Bij de totstandkoming van het Besluit aanwijzing voor productie te houden dieren is getoetst of de in dat besluit genoemde diersoorten of -categorieën vanuit welzijnsoogpunt op aanvaardbare wijze voor productiedoeleinden gehouden kunnen worden. Dat onderzoek was beperkt tot de diersoorten encategorieën die op dat moment ook daadwerkelijk in Nederland werden gehouden. Beoordeeld is of de betreffende diersoort ofcategorie op zodanige wijze gehouden kan worden dat voldoende recht kan worden gedaan aan de primaire behoeften van dat dier. De invulling van dat criterium verschilt per diersoort. Een en ander is ook in de nota van toelichting bij genoemd besluit uiteengezet. Dit betekent dat vast dient te staan dat de wijze van houden in de Nederlandse praktijk kan worden gerealiseerd, al dan niet op basis van invloed van regelgeving over huisvesting en verzorging. De vigerende regels zijn zodanig dat zij voldoende recht doen aan de primaire behoeften van het dier.
5.3 Voortplantingstechnieken en keizersneden
De leden van de fractie van de Partij voor de Dieren vragen voor welke doelen toepassing van voortplantingstechnieken is toegestaan.
Voortplantingstechnieken worden gebruikt om verschillende doelen te bereiken.

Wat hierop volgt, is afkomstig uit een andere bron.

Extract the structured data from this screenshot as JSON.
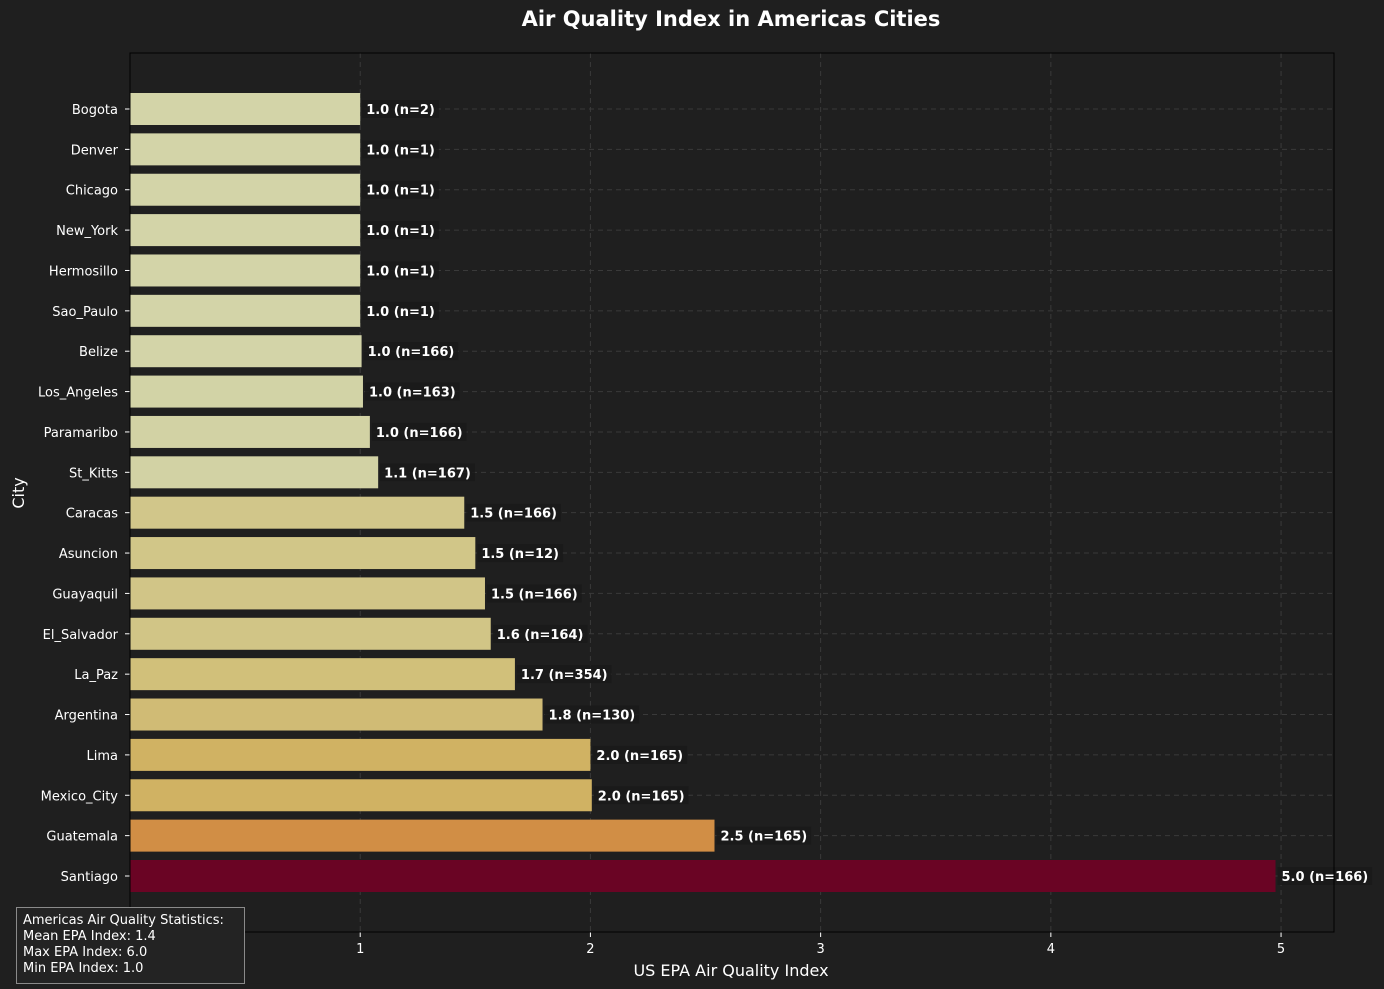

Binnen de productiesector is het bereiken van kwalitatieve verbeteringen van de veestapel veelal het belangrijkste doel. Daarnaast worden deze technieken gebruikt om bepaalde gezondheidsrisico’s die gepaard gaan met de natuurlijke dekking te voorkomen. Ook worden de technieken toegepast om diersoorten of -populaties in stand te houden. Zoals in de nota van toelichting bij het Besluit voortplantingstechnieken is gesteld kunnen die doelen in beginsel een rechtvaardiging vormen voor het teweeg brengen van enig ongerief bij het dier.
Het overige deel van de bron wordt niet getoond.